Three modes of HASH JOIN:

OPTIMAL HASH JOINONEPASS HASH JOINMULTIPASS HASH JOIN

1) OPTIMAL HASH JOIN:

The OPTIMAL pattern is that the result set obtained from the driver table (also known as Build Table) is relatively small, and the entire Hash Table built from the result set can be built in an area of memory that the user can use.

Brief description of the connection process:

Ⅰ: first of all, use the Hash function on the join operation associated column of each row of data in Build Table to construct the result set of Build Table into an in-memory Hash Table. As shown in the figure, you can think of Hash Table as a large square area in memory, in which there are many small grids in which the data in Build Table is scattered, and these small grids are Hash Bucket (see the definition of Wiki above).

Ⅱ: start reading the data of the matching table (Probed Table), use the same Hash function for the join operation associated column of each row of data, and locate the Hash Bucket in the Build Table where the data has the same value after using the Hash function.

Ⅲ: after locating the specific Hash Bucket, first check whether there is any data in the Bucket, and immediately discard this row of the matching table (Probed Table) if not. If there is data in it, continue to check whether the data in it (the data in the driver table) matches the data in the matching table.

2): ONEPASS HASH JOIN:

The ONEPASS schema is used when the result set obtained from the driver table (also known as Build Table) is so large that all the Hash Table built from the result set cannot be put in memory.

Brief description of the connection process:

Ⅰ: use the Hash function to associate columns with the join operations of rows of data in Build Table. After building Hash Table based on the result set of Build Table, because memory cannot drop all Hash Table contents, some Hash Bucket will be put in memory and some Hash Bucket on disk. No matter in memory or on disk, Oracle uses a Bitmap structure to reflect the status of these Hash Bucket (including its location and whether data is available).

Ⅱ: read the matching table data and use the same Hash function for the join operation associated column of each row, and locate the Bucket with the same value data in the Build Table on the Bitmap after using the Hash function. If the Bucket is empty, the data of the matching table is discarded. If it is not empty, you need to see if the Bucket is in memory or on disk.

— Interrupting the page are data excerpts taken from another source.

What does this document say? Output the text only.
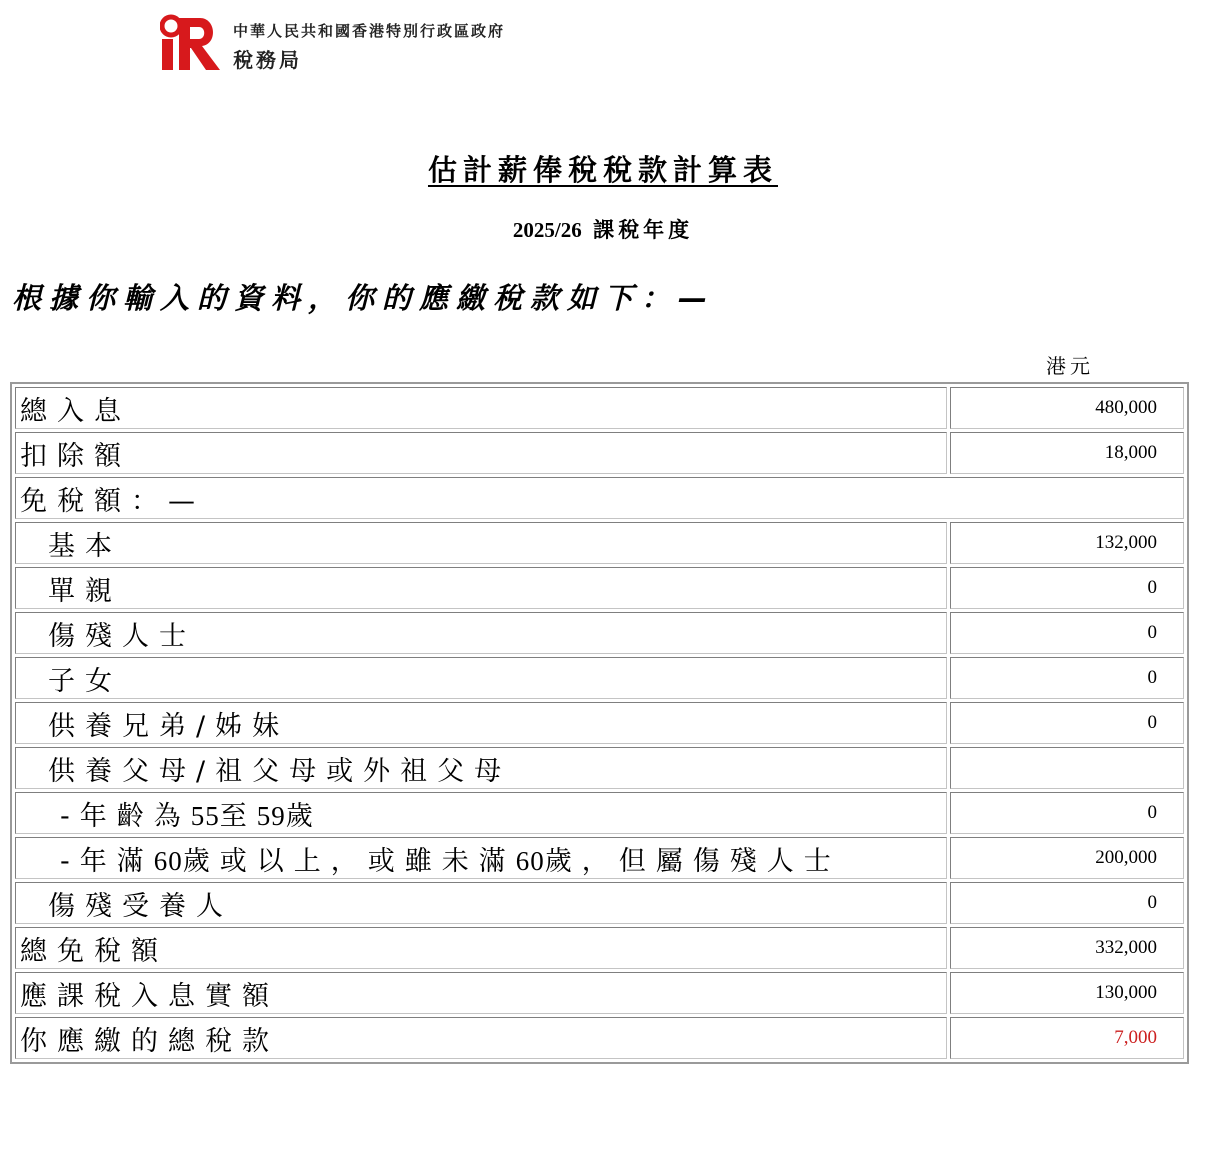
中華人民共和國香港特別行政區政府
稅務局
估計薪俸稅稅款計算表
2025/26 課稅年度
根據你輸入的資料，你的應繳稅款如下：—
港元
總入息	480,000
扣除額	18,000
免稅額：—	
基本	132,000
單親	0
傷殘人士	0
子女	0
供養兄弟/姊妹	0
供養父母/祖父母或外祖父母	
-年齡為55至59歲	0
-年滿60歲或以上，或雖未滿60歲，但屬傷殘人士	200,000
傷殘受養人	0
總免稅額	332,000
應課稅入息實額	130,000
你應繳的總稅款	7,000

If you are in memory, access the Bucket directly and check whether the data in it matches, and return the query result if there is a match.

If you are on disk, put this piece of data to be matched aside, store it in memory temporarily, and then write it in batches to disk after a certain amount of data has been accumulated (Dump probe partitions to disk in the image above).

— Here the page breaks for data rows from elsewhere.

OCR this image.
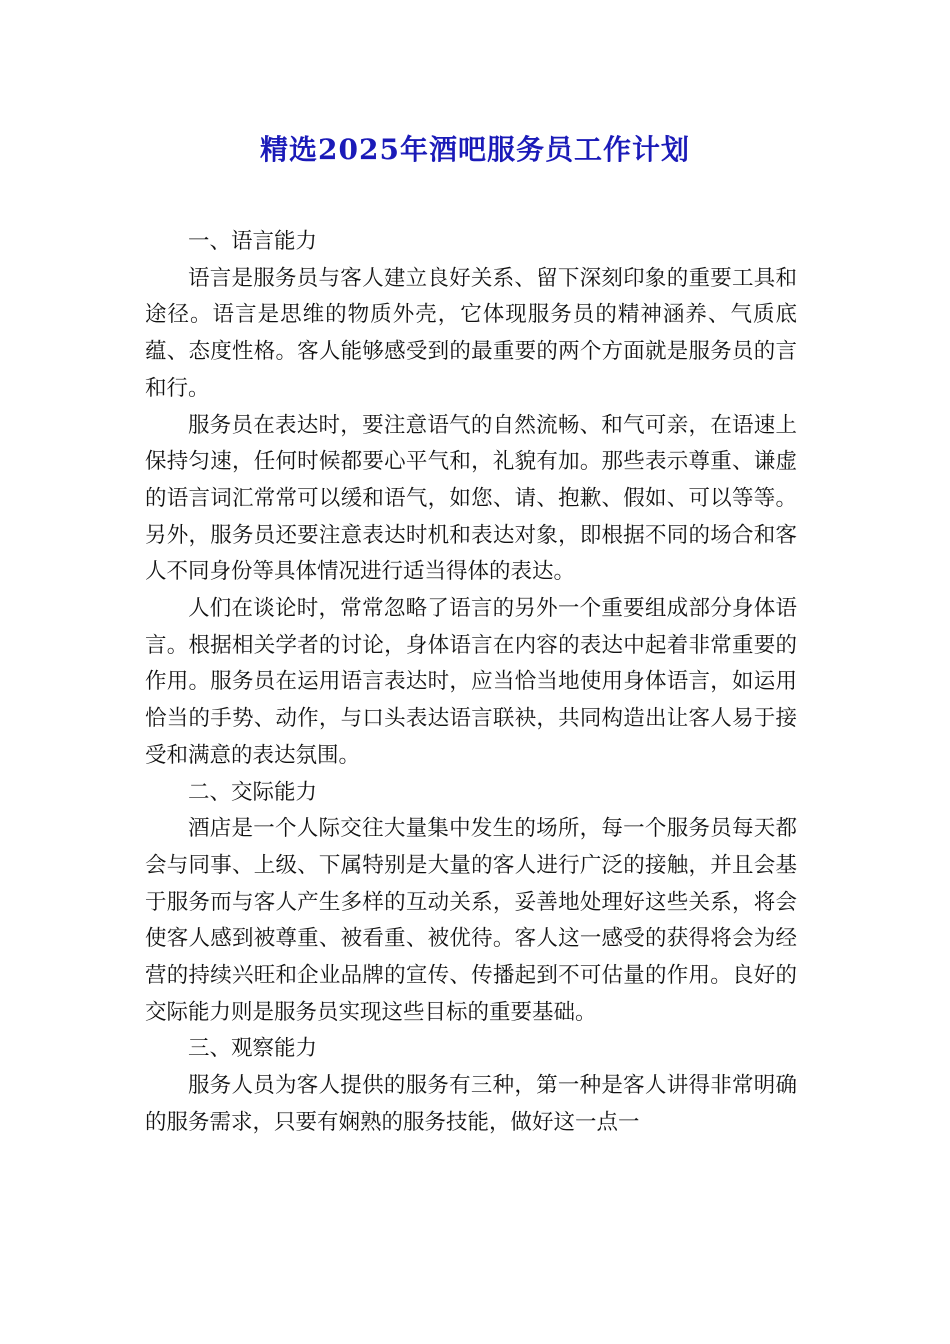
精选2025年酒吧服务员工作计划

一、语言能力

语言是服务员与客人建立良好关系、留下深刻印象的重要工具和途径。语言是思维的物质外壳，它体现服务员的精神涵养、气质底蕴、态度性格。客人能够感受到的最重要的两个方面就是服务员的言和行。

服务员在表达时，要注意语气的自然流畅、和气可亲，在语速上保持匀速，任何时候都要心平气和，礼貌有加。那些表示尊重、谦虚的语言词汇常常可以缓和语气，如您、请、抱歉、假如、可以等等。另外，服务员还要注意表达时机和表达对象，即根据不同的场合和客人不同身份等具体情况进行适当得体的表达。

人们在谈论时，常常忽略了语言的另外一个重要组成部分身体语言。根据相关学者的讨论，身体语言在内容的表达中起着非常重要的作用。服务员在运用语言表达时，应当恰当地使用身体语言，如运用恰当的手势、动作，与口头表达语言联袂，共同构造出让客人易于接受和满意的表达氛围。

二、交际能力

酒店是一个人际交往大量集中发生的场所，每一个服务员每天都会与同事、上级、下属特别是大量的客人进行广泛的接触，并且会基于服务而与客人产生多样的互动关系，妥善地处理好这些关系，将会使客人感到被尊重、被看重、被优待。客人这一感受的获得将会为经营的持续兴旺和企业品牌的宣传、传播起到不可估量的作用。良好的交际能力则是服务员实现这些目标的重要基础。

三、观察能力

服务人员为客人提供的服务有三种，第一种是客人讲得非常明确的服务需求，只要有娴熟的服务技能，做好这一点一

Ⅲ: after a complete scan of the matching table, some of the matching data may have been returned. Next, some of the Hash Bucket data in Hash Table on disk and some of the matching data written to disk in the matching table are not processed. Now Oracle will rematch these two parts of data on disk and return the final query result.

3): MULTIPASS HASH JOIN:

MULTIPASS mode is used when the memory is very small or the data of Hash Table is relatively large. MULTIPASS reads disk data multiple times and should avoid using this mode as much as possible.

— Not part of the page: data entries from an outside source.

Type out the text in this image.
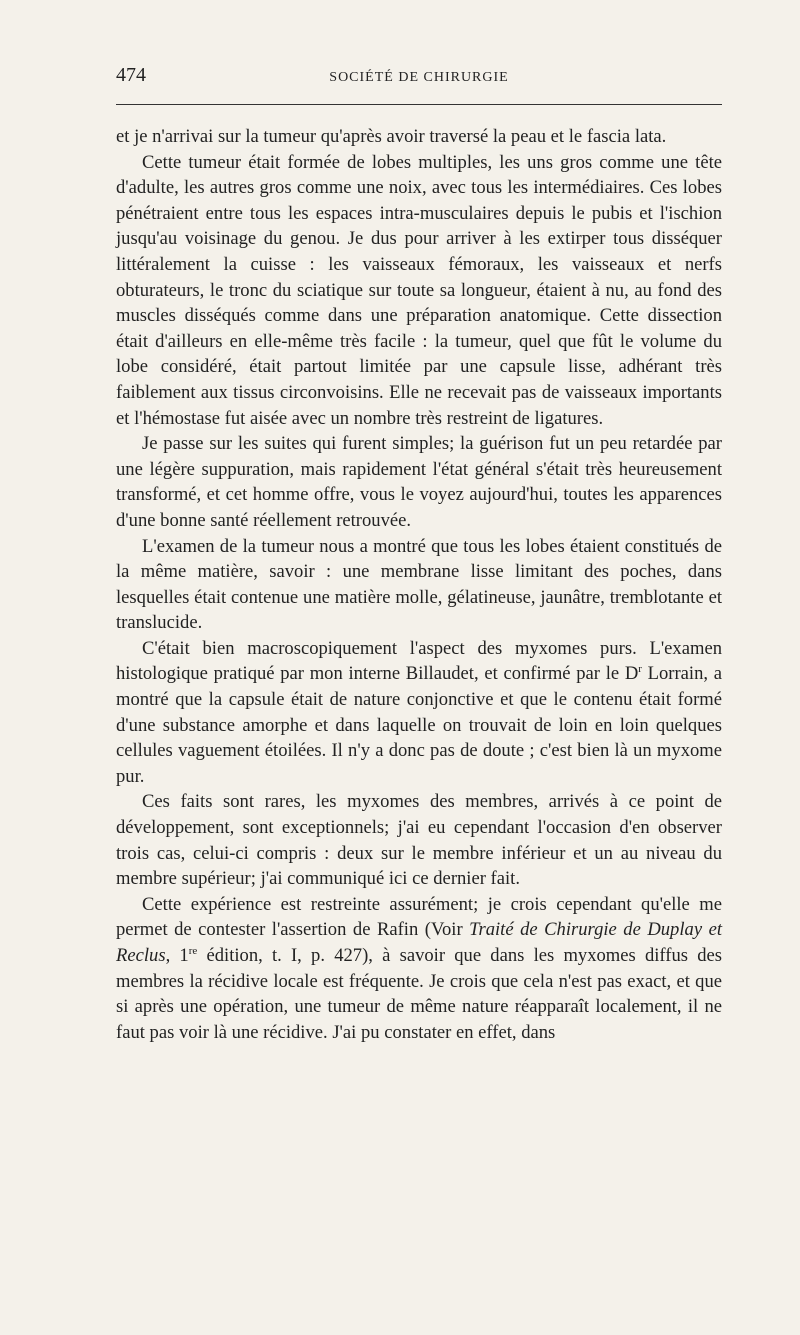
474	SOCIÉTÉ DE CHIRURGIE

et je n'arrivai sur la tumeur qu'après avoir traversé la peau et le fascia lata.

Cette tumeur était formée de lobes multiples, les uns gros comme une tête d'adulte, les autres gros comme une noix, avec tous les intermédiaires. Ces lobes pénétraient entre tous les espaces intra-musculaires depuis le pubis et l'ischion jusqu'au voisinage du genou. Je dus pour arriver à les extirper tous disséquer littéralement la cuisse : les vaisseaux fémoraux, les vaisseaux et nerfs obturateurs, le tronc du sciatique sur toute sa longueur, étaient à nu, au fond des muscles disséqués comme dans une préparation anatomique. Cette dissection était d'ailleurs en elle-même très facile : la tumeur, quel que fût le volume du lobe considéré, était partout limitée par une capsule lisse, adhérant très faiblement aux tissus circonvoisins. Elle ne recevait pas de vaisseaux importants et l'hémostase fut aisée avec un nombre très restreint de ligatures.

Je passe sur les suites qui furent simples; la guérison fut un peu retardée par une légère suppuration, mais rapidement l'état général s'était très heureusement transformé, et cet homme offre, vous le voyez aujourd'hui, toutes les apparences d'une bonne santé réellement retrouvée.

L'examen de la tumeur nous a montré que tous les lobes étaient constitués de la même matière, savoir : une membrane lisse limitant des poches, dans lesquelles était contenue une matière molle, gélatineuse, jaunâtre, tremblotante et translucide.

C'était bien macroscopiquement l'aspect des myxomes purs. L'examen histologique pratiqué par mon interne Billaudet, et confirmé par le $D^r$ Lorrain, a montré que la capsule était de nature conjonctive et que le contenu était formé d'une substance amorphe et dans laquelle on trouvait de loin en loin quelques cellules vaguement étoilées. Il n'y a donc pas de doute ; c'est bien là un myxome pur.

Ces faits sont rares, les myxomes des membres, arrivés à ce point de développement, sont exceptionnels; j'ai eu cependant l'occasion d'en observer trois cas, celui-ci compris : deux sur le membre inférieur et un au niveau du membre supérieur; j'ai communiqué ici ce dernier fait.

Cette expérience est restreinte assurément; je crois cependant qu'elle me permet de contester l'assertion de Rafin (Voir Traité de Chirurgie de Duplay et Reclus, 1re édition, t. I, p. 427), à savoir que dans les myxomes diffus des membres la récidive locale est fréquente. Je crois que cela n'est pas exact, et que si après une opération, une tumeur de même nature réapparaît localement, il ne faut pas voir là une récidive. J'ai pu constater en effet, dans
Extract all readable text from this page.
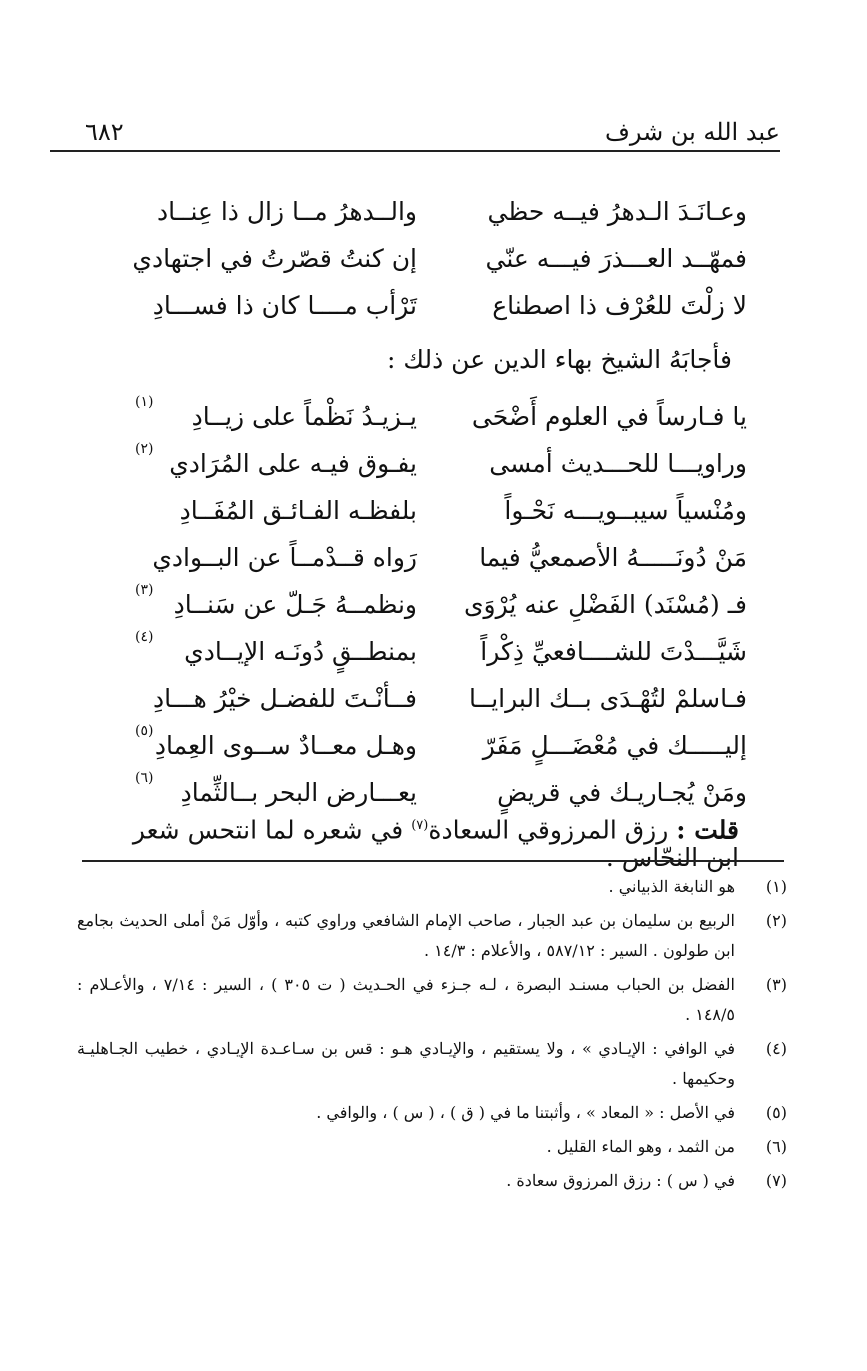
عبد الله بن شرف
٦٨٢
وعـانَـدَ الـدهرُ فيــه حظي
والــدهرُ مــا زال ذا عِنــاد
فمهّــد العـــذرَ فيـــه عنّي
إن كنتُ قصّرتُ في اجتهادي
لا زلْتَ للعُرْف ذا اصطناع
تَرْأب مــــا كان ذا فســـادِ
فأجابَهُ الشيخ بهاء الدين عن ذلك :
يا فـارساً في العلوم أَضْحَى
يـزيـدُ نَظْماً على زيــادِ
(١)
وراويـــا للحـــديث أمسى
يفـوق فيـه على المُرَادي
(٢)
ومُنْسياً سيبــويـــه نَحْـواً
بلفظـه الفـائـق المُفَــادِ
مَنْ دُونَـــــهُ الأصمعيُّ فيما
رَواه قــدْمــاً عن البــوادي
فـ (مُسْنَد) الفَضْلِ عنه يُرْوَى
ونظمــهُ جَـلّ عن سَنــادِ
(٣)
شَيَّـــدْتَ للشــــافعيِّ ذِكْراً
بمنطــقٍ دُونَـه الإيــادي
(٤)
فـاسلمْ لتُهْـدَى بــك البرايــا
فــأنْـتَ للفضـل خيْرُ هـــادِ
إليـــــك في مُعْضَـــلٍ مَفَرّ
وهـل معــادٌ ســوى العِمادِ
(٥)
ومَنْ يُجـاريـك في قريضٍ
يعـــارض البحر بــالثِّمادِ
(٦)
قلت : رزق المرزوقي السعادة$^{(٧)}$ في شعره لما انتحس شعر ابن النحّاس .
(١)
هو النابغة الذبياني .
(٢)
الربيع بن سليمان بن عبد الجبار ، صاحب الإمام الشافعي وراوي كتبه ، وأوّل مَنْ أملى الحديث بجامع ابن طولون . السير : ٥٨٧/١٢ ، والأعلام : ١٤/٣ .
(٣)
الفضل بن الحباب مسنـد البصرة ، لـه جـزء في الحـديث ( ت ٣٠٥ ) ، السير : ٧/١٤ ، والأعـلام : ١٤٨/٥ .
(٤)
في الوافي : الإيـادي » ، ولا يستقيم ، والإيـادي هـو : قس بن سـاعـدة الإيـادي ، خطيب الجـاهليـة وحكيمها .
(٥)
في الأصل : « المعاد » ، وأثبتنا ما في ( ق ) ، ( س ) ، والوافي .
(٦)
من الثمد ، وهو الماء القليل .
(٧)
في ( س ) : رزق المرزوق سعادة .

3. In the picture above... OUTER describes the table join type

Two types of table joins:

INNER JOIN (internal connection) OUTER JOIN (external connection)

The sample data shows:

There are two tables An and B, and the information in Table An is as follows:

The information in Table B is as follows:

The following examples are demonstrated by tables An and B.

(1) INNER JOIN (internal connection):

Only matching records in the two tables are returned.

There are two types of INNER JOIN:

Equivalent connection (connection condition =) non-equivalent connection (connection condition is non-=, such as > > <

Welcome to subscribe "Shulou Technology Information " to get latest news, interesting things and hot topics in the IT industry, and controls the hottest and latest Internet news, technology news and IT industry trends.

*The comments in the above article only represent the author's personal views and do not represent the views and positions of this website. If you have more insights, please feel free to contribute and share.